При таком обилии свободного времени мне следовало бы, пополняя свой интеллектуальный багаж, прочитать труд Гиббона — один из величайших памятников английской литературы. Я читал «Историю упадка и разрушения Римской империи» лишь выборочно, главу оттуда, главу отсюда, и всегда тешил себя мыслью, что в один прекрасный день я засяду за это сочинение и прочту его подряд от первой страницы первого тома до последней страницы последнего. И, казалось, сам Бог послал мне благоприятную возможность. Однако жизнь на борту парусной яхты водоизмещением в сорок пять тонн, не лишенная некоторых удобств, все-таки не располагает к серьезному чтению. За стенкой каюты расположен камбуз, где матросы готовят себе ужин, гремя кухонной посудой и громогласно обсуждая свои личные дела. Один из них входит за банкой консервированного супа или за коробкой сардин; затем он вспоминает, что надо запустить мотор, не то потухнет электричество. Через минуту по трапу с грохотом спускается юнга, чтобы сообщить, что он поймал рыбу, и спрашивает, не зажарить ли ее вам на ужин. Потом он приходит накрывать на стол. Капитан соседней яхты окликает нас, и матрос громко топочет по палубе над вашей головой, чтобы выяснить, что ему нужно. Они вступают в оживленный разговор, каждое слово которого вы не можете не слышать, потому что оба орут во весь голос. Это, конечно, мешает сосредоточиться на чтении. Наверное, я поступил бы несправедливо по отношению к великому труду Гиббона, если бы принялся за его изучение в подобных условиях, тем более что я, должен признаться, не обладал тогда той степенью душевного равновесия, которая позволила бы мне читать его с интересом. По правде говоря, я затруднился бы назвать другую такую книгу, которую мне еще меньше хотелось бы читать тогда, чем «Историю упадка и разрушения Римской империи», — и слава Богу, потому что у меня ее и не было. Зато у меня было несколько детективов, которыми я всегда мог обменяться с владельцами других яхт, болтавшихся, подобно нашей, на приколе, да и в киоске, где продавались газеты, их можно было накупить в любом количестве. Все четыре недели, проведенные в Бандоле, я глотал по два детектива в день.

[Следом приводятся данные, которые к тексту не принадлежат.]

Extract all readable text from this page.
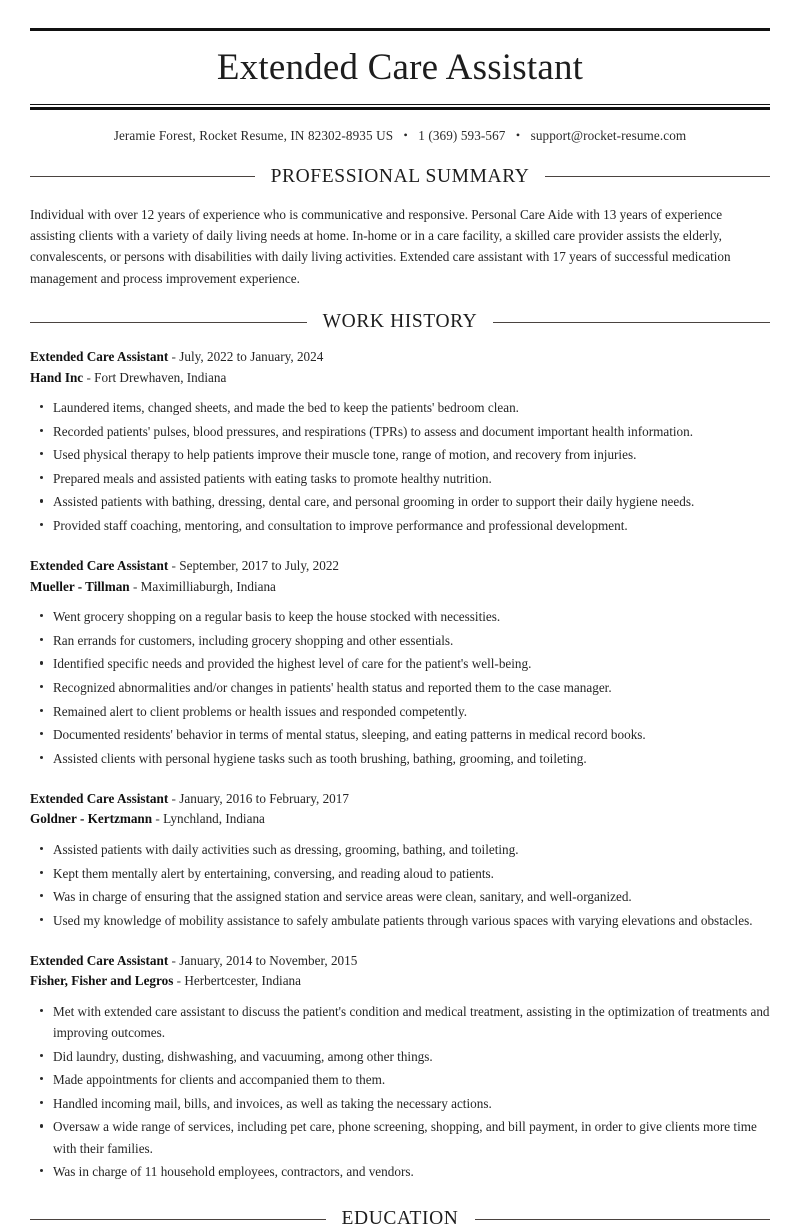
Extended Care Assistant
Jeramie Forest, Rocket Resume, IN 82302-8935 US • 1 (369) 593-567 • support@rocket-resume.com
PROFESSIONAL SUMMARY

Individual with over 12 years of experience who is communicative and responsive. Personal Care Aide with 13 years of experience assisting clients with a variety of daily living needs at home. In-home or in a care facility, a skilled care provider assists the elderly, convalescents, or persons with disabilities with daily living activities. Extended care assistant with 17 years of successful medication management and process improvement experience.

WORK HISTORY
Extended Care Assistant - July, 2022 to January, 2024
Hand Inc - Fort Drewhaven, Indiana
Laundered items, changed sheets, and made the bed to keep the patients' bedroom clean.
Recorded patients' pulses, blood pressures, and respirations (TPRs) to assess and document important health information.
Used physical therapy to help patients improve their muscle tone, range of motion, and recovery from injuries.
Prepared meals and assisted patients with eating tasks to promote healthy nutrition.
Assisted patients with bathing, dressing, dental care, and personal grooming in order to support their daily hygiene needs.
Provided staff coaching, mentoring, and consultation to improve performance and professional development.
Extended Care Assistant - September, 2017 to July, 2022
Mueller - Tillman - Maximilliaburgh, Indiana
Went grocery shopping on a regular basis to keep the house stocked with necessities.
Ran errands for customers, including grocery shopping and other essentials.
Identified specific needs and provided the highest level of care for the patient's well-being.
Recognized abnormalities and/or changes in patients' health status and reported them to the case manager.
Remained alert to client problems or health issues and responded competently.
Documented residents' behavior in terms of mental status, sleeping, and eating patterns in medical record books.
Assisted clients with personal hygiene tasks such as tooth brushing, bathing, grooming, and toileting.
Extended Care Assistant - January, 2016 to February, 2017
Goldner - Kertzmann - Lynchland, Indiana
Assisted patients with daily activities such as dressing, grooming, bathing, and toileting.
Kept them mentally alert by entertaining, conversing, and reading aloud to patients.
Was in charge of ensuring that the assigned station and service areas were clean, sanitary, and well-organized.
Used my knowledge of mobility assistance to safely ambulate patients through various spaces with varying elevations and obstacles.
Extended Care Assistant - January, 2014 to November, 2015
Fisher, Fisher and Legros - Herbertcester, Indiana
Met with extended care assistant to discuss the patient's condition and medical treatment, assisting in the optimization of treatments and improving outcomes.
Did laundry, dusting, dishwashing, and vacuuming, among other things.
Made appointments for clients and accompanied them to them.
Handled incoming mail, bills, and invoices, as well as taking the necessary actions.
Oversaw a wide range of services, including pet care, phone screening, shopping, and bill payment, in order to give clients more time with their families.
Was in charge of 11 household employees, contractors, and vendors.
EDUCATION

Разумеется, мне случалось читать книги детективного жанра и раньше, но впервые я читал их в таком количестве. В годы первой мировой войны я провел какое-то время в туберкулезном санатории на севере Шотландии, и там мне открылось, как приятно лежать в постели, как сладостно чувствовать себя освобожденным от житейских обязанностей и вволю предаваться полезным размышлениям и бесцельным мечтам. С тех пор я, когда мне это позволяет совесть, чуть что перехожу на постельный режим. Взять острый насморк. Эта мучительная болезнь отнюдь не вызовет к вам сочувствия окружающих. Люди, вступающие с вами в контакт, смотрят на вас с тревогой, порожденной не опасением, как бы ваша простуда не перешла в пневмонию со смертельным исходом, а боязнью заразиться от вас. Они досадуют на то, что вы подвергаете их этой опасности, и плохо скрывают свое раздражение. Что до меня, то стоит мне схватить простуду, как я тотчас же ложусь в постель. Аспирин, грелка, горячий ромовый пунш на ночь да полдюжины детективов — и я готов перенести болезнь, совмещая относительно приятное с сомнительно полезным.